La reine du punk-rock chinois Kang Mao joue avec son collier de fausses perles et son écharpe à motifs peau de léopard tout en esquivant les questions du journaliste, avant un concert en l'honneur des femmes.

Chanteuse du groupe SUBS, qui a quatre albums à son actif, Kang Mao est l'une des premières femmes en Chine à la tête d'un groupe de musique punk.

Ses quatre membres - Kang Mao et trois hommes - ont entamé début mars une tournée de 22 villes de Chine en 37 jours, y compris à Hong Kong, où ils se produiront dans des petits clubs et bars.

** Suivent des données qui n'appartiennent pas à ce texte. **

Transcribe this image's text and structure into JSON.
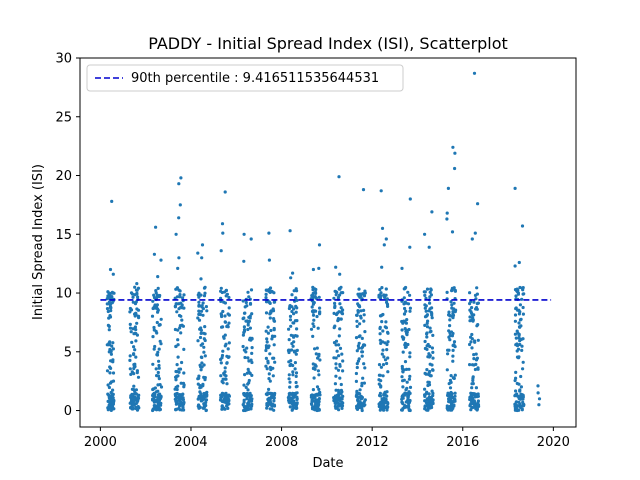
{
  "chart_data": {
    "type": "scatter",
    "title": "PADDY - Initial Spread Index (ISI), Scatterplot",
    "xlabel": "Date",
    "ylabel": "Initial Spread Index (ISI)",
    "xlim": [
      1999.1,
      2021.0
    ],
    "ylim": [
      -1.4,
      30
    ],
    "x_ticks": [
      2000,
      2004,
      2008,
      2012,
      2016,
      2020
    ],
    "y_ticks": [
      0,
      5,
      10,
      15,
      20,
      25,
      30
    ],
    "grid": false,
    "legend_position": "top-left",
    "reference_line": {
      "label": "90th percentile : 9.416511535644531",
      "value": 9.416511535644531,
      "x_range": [
        2000.0,
        2019.9
      ],
      "color": "#0000cd",
      "style": "dashed"
    },
    "series": [
      {
        "color": "#1f77b4",
        "seasons": [
          {
            "year": 2000,
            "start": 2000.3,
            "end": 2000.6,
            "max": 17.8,
            "outliers": [
              17.8,
              12.0,
              11.6
            ]
          },
          {
            "year": 2001,
            "start": 2001.3,
            "end": 2001.7,
            "max": 10.8,
            "outliers": [
              10.8,
              10.5
            ]
          },
          {
            "year": 2002,
            "start": 2002.3,
            "end": 2002.7,
            "max": 15.6,
            "outliers": [
              15.6,
              13.3,
              12.8,
              11.4
            ]
          },
          {
            "year": 2003,
            "start": 2003.3,
            "end": 2003.7,
            "max": 19.8,
            "outliers": [
              19.8,
              19.3,
              17.5,
              16.4,
              15.0,
              13.0,
              12.1
            ]
          },
          {
            "year": 2004,
            "start": 2004.3,
            "end": 2004.7,
            "max": 14.1,
            "outliers": [
              14.1,
              13.4,
              13.0,
              11.2
            ]
          },
          {
            "year": 2005,
            "start": 2005.3,
            "end": 2005.7,
            "max": 18.6,
            "outliers": [
              18.6,
              15.9,
              15.1,
              13.6
            ]
          },
          {
            "year": 2006,
            "start": 2006.3,
            "end": 2006.7,
            "max": 15.0,
            "outliers": [
              15.0,
              14.6,
              12.7
            ]
          },
          {
            "year": 2007,
            "start": 2007.3,
            "end": 2007.7,
            "max": 15.1,
            "outliers": [
              15.1,
              12.8
            ]
          },
          {
            "year": 2008,
            "start": 2008.3,
            "end": 2008.7,
            "max": 15.3,
            "outliers": [
              15.3,
              11.7,
              11.3
            ]
          },
          {
            "year": 2009,
            "start": 2009.3,
            "end": 2009.7,
            "max": 14.1,
            "outliers": [
              14.1,
              12.1,
              12.0
            ]
          },
          {
            "year": 2010,
            "start": 2010.3,
            "end": 2010.7,
            "max": 19.9,
            "outliers": [
              19.9,
              12.2,
              11.6
            ]
          },
          {
            "year": 2011,
            "start": 2011.3,
            "end": 2011.7,
            "max": 18.8,
            "outliers": [
              18.8
            ]
          },
          {
            "year": 2012,
            "start": 2012.3,
            "end": 2012.7,
            "max": 18.7,
            "outliers": [
              18.7,
              15.5,
              14.6,
              14.1,
              12.2
            ]
          },
          {
            "year": 2013,
            "start": 2013.3,
            "end": 2013.7,
            "max": 18.0,
            "outliers": [
              18.0,
              13.9,
              12.1
            ]
          },
          {
            "year": 2014,
            "start": 2014.3,
            "end": 2014.7,
            "max": 16.9,
            "outliers": [
              16.9,
              15.0,
              13.9
            ]
          },
          {
            "year": 2015,
            "start": 2015.3,
            "end": 2015.7,
            "max": 22.4,
            "outliers": [
              22.4,
              21.9,
              20.6,
              18.9,
              16.8,
              16.3,
              15.2
            ]
          },
          {
            "year": 2016,
            "start": 2016.3,
            "end": 2016.7,
            "max": 28.7,
            "outliers": [
              28.7,
              17.6,
              15.1,
              14.6
            ]
          },
          {
            "year": 2018,
            "start": 2018.3,
            "end": 2018.7,
            "max": 18.9,
            "outliers": [
              18.9,
              15.7,
              12.6,
              12.3
            ]
          },
          {
            "year": 2019,
            "start": 2019.3,
            "end": 2019.4,
            "max": 2.1,
            "outliers": [
              2.1,
              1.5,
              1.0,
              0.5
            ]
          }
        ]
      }
    ]
  }
}
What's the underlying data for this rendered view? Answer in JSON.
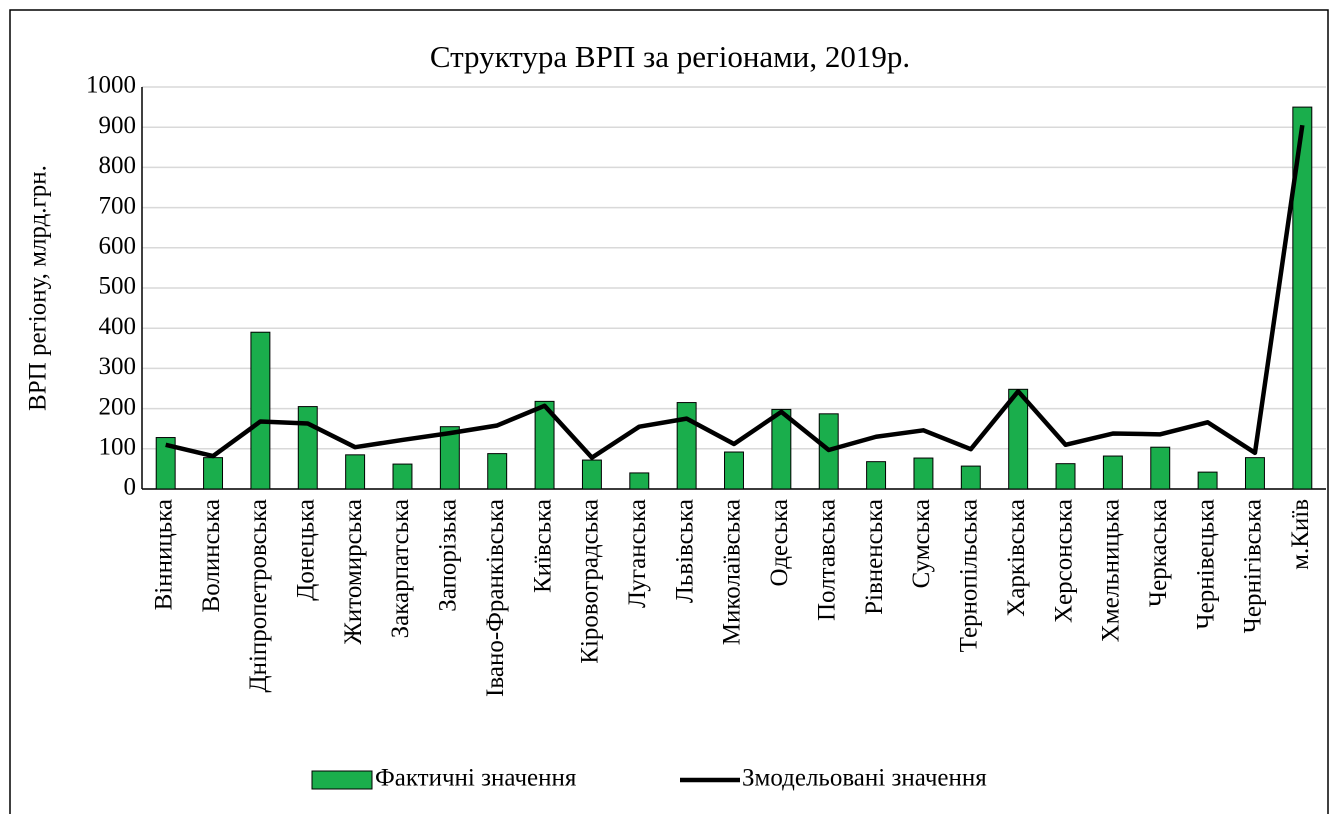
{
  "chart_data": {
    "type": "bar_line",
    "title": "Структура ВРП за регіонами, 2019р.",
    "y_label": "ВРП регіону, млрд.грн.",
    "categories": [
      "Вінницька",
      "Волинська",
      "Дніпропетровська",
      "Донецька",
      "Житомирська",
      "Закарпатська",
      "Запорізька",
      "Івано-Франківська",
      "Київська",
      "Кіровоградська",
      "Луганська",
      "Львівська",
      "Миколаївська",
      "Одеська",
      "Полтавська",
      "Рівненська",
      "Сумська",
      "Тернопільська",
      "Харківська",
      "Херсонська",
      "Хмельницька",
      "Черкаська",
      "Чернівецька",
      "Чернігівська",
      "м.Київ"
    ],
    "series": [
      {
        "name": "Фактичні значення",
        "kind": "bar",
        "color": "#1aae4c",
        "values": [
          128,
          78,
          390,
          205,
          85,
          62,
          155,
          88,
          218,
          72,
          40,
          215,
          92,
          198,
          187,
          68,
          77,
          57,
          248,
          63,
          82,
          104,
          42,
          78,
          950
        ]
      },
      {
        "name": "Змодельовані значення",
        "kind": "line",
        "color": "#000000",
        "values": [
          110,
          82,
          168,
          163,
          104,
          122,
          139,
          158,
          207,
          78,
          155,
          175,
          112,
          192,
          97,
          130,
          146,
          99,
          243,
          110,
          138,
          136,
          166,
          90,
          905
        ]
      }
    ],
    "ylim": [
      0,
      1000
    ],
    "yticks": [
      0,
      100,
      200,
      300,
      400,
      500,
      600,
      700,
      800,
      900,
      1000
    ],
    "grid": true,
    "legend": "bottom"
  }
}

«Je suis toujours une fille», dit-elle d'un air narquois à l'AFP en marge d'un concert à Pékin pour la Journée internationale des femmes le 8 mars, «ne dites pas de moi que je suis une femme».

«Ce soir on joue sans distorsion, propre, que de la guitare acoustique», annonce-t-elle, ajoutant que le groupe se produit avec des «instruments en bois», ou «muqin», homonyme en chinois de «mère».

Kang Mao, nom de scène signifiant «chat combattant», refuse de révéler son vrai nom, son âge et sa ville d'origine. Elle a probablement une petite trentaine. Elle assure qu'elle vient de la planète Mars.

Apparu dans la deuxième moitié des années 80 en Chine avec l'emblématique Cui Jian, le rock'n'roll a dû naviguer entre les écueils d'une censure implacable, un manque de soutien sur les ondes contrôlées par l'État et un piratage très répandu.

Pourtant de plus en plus de jeunes Chinois se mettent à la guitare et à la batterie et un nombre croissant de femmes sont devenues chanteuses de groupes rock.

«Nous sommes en promotion pour notre dernier album Queen of Fucking Everything, explique Kang Mao, un titre délibérément provocateur avec le mot «fuck».

«Je crois qu'on va gagner un peu d'argent avec cette tournée. Combien, dur à dire, mais je peux vous annoncer que SUBS ne perd plus d'argent», assure entre deux lampées de bière Kang Mao, qui a récemment abandonné sa coiffure mohican pour une coupe plus passe-partout.

Mais le groupe, fondé en 2003, continue de mener une vie spartiate. En tournée, il emprunte les autocars publics et les trains, quittant parfois la ville dès la fin du spectacle et arrivant à la prochaine étape tôt le lendemain matin afin d'économiser la facture de l'hôtel.

De plus en plus de groupes de rock chinois font des tournées dans ce vaste pays après s'être fait un nom à Pékin, le berceau du rock chinois, qui compte une dizaine de scènes musicales et plusieurs festivals d'été.

«Pékin est l'endroit le plus évident pour jouer du rock parce que la capitale est la plus ouverte aux nouveaux courants musicaux et artistiques», lance Wang Jing, la chanteuse de Bigger Bang, un groupe qu'elle a cofondé en 2008 et dont le nom est celui de l'un des meilleurs albums des mythiques Rolling Stones.

Wang, 27 ans, qui arbore le mot anglais «ENDURE» («endurer») tatoué au travers de la gorge, est originaire de la ville méridionale de Canton, où elle a appris la musique dans un institut spécialisé.

«Mais il faut que vous aimiez la musique, vous devez jouer pour le plaisir», dit-elle avant de monter - vêtue d'une veste et de collants rose fuchsia - sur la scène du concert de la Journée des femmes et interpréter le morceau punk-funk Cry of Youth, le succès de Bigger Bang.

Le groupe vient de signer un contrat pour la sortie de son premier album.

«Je crois que l'avenir du rock'n' roll en Chine est radieux», lance Wang Hui, chanteuse des Chinese Hellcats, un big band de huit musiciens qui jouent les grands classiques du jazz et du rythm'n'blues.

«On est optimiste pour l'avenir, mais vous ne pouvez pas jouer du rock pour de l'argent. C'est pour rendre les gens heureux», dit-elle.

Cette femme toute menue de 33 ans, originaire de la province du Sichuan, est l'épouse de Wang Jian, le guitariste à la fois des Hellcats et de Brain Failure, le groupe punk le plus connu de Chine.